Wauchula man receives life in prison for child molestation

SENTENCING UPDATE: Wauchula man receives life in prison for child molestation

Marvin Cook took advantage of two little girls and bribed them with money to keep quiet.

Marvin Cook, 62, of Wauchula.

Cook was convicted in October of sexual battery on a child under 12, four counts of lewd molestation, and one count of escape. He was designated a sexual predator and a dangerous sexual felony offender.

On April 24, Cook was sentenced to life in prison.

Assistant State Attorney David Stamey tried Cook’s case and said he molested the girls twice in a six-month period.

Two girls and two boys were playing in the street near Cook’s house in May of 2013, and they asked him for money to go to the neighborhood store. Cook gave the boys money and sent them on their way, but he told the girls they needed to play a game with him before they received theirs.

Cook lured the girls into his home and performed sexual acts on them. He told them not to tell their parents or the other little boys they were with, and once he gave them their money, he sent the girls to the store.

Months later, Cook was mowing a church lawn when he spotted the girls walking by. He lured them into the church, performed sexual acts on them, and gave them more money in exchange for their silence.
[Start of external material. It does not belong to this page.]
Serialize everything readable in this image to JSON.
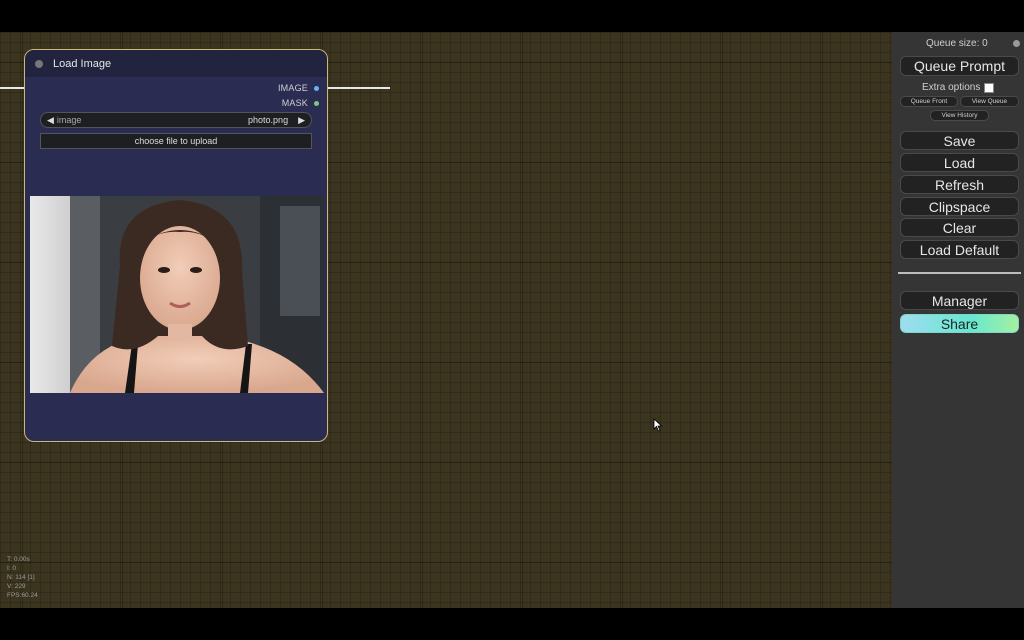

Shortly after the second incident, one victim’s grandmother overheard her talking to her brother, who was with her the first time Cook lured the girls into his house. She heard the two acknowledge that Cook touched her inappropriately.

Both of the victims were taken to the Hardee County Sheriff’s Office, where they identified Cook in a photo pack as the man who molested them.

When the Sheriff’s Office brought Cook in for questioning, he denied that anything had happened. As Cook was being moved from the investigation room to the detention room, they walked through the main lobby, and Cook took off running.

He made it off of HSCO property and into a nearby neighborhood before he was apprehended.

During trial, the defense argued that the victims identified the wrong man from the photo pack as the one who molested them.

Assistant State Attorney David Stamey. (FILE PHOTO)

But Stamey reminded jurors that when both girls took the stand, they pointed to Cook in the courtroom and identified him.

The defense also claimed that the victims made up the story and were not telling the truth.

“Why would they lie?” Stamey asked jurors in his closing arguments. “They got yanked out of school and had to talk about personal things with a stranger. They had to testify to strangers nearly four years later. What reward does that give them? What good has come out of this for the girls?”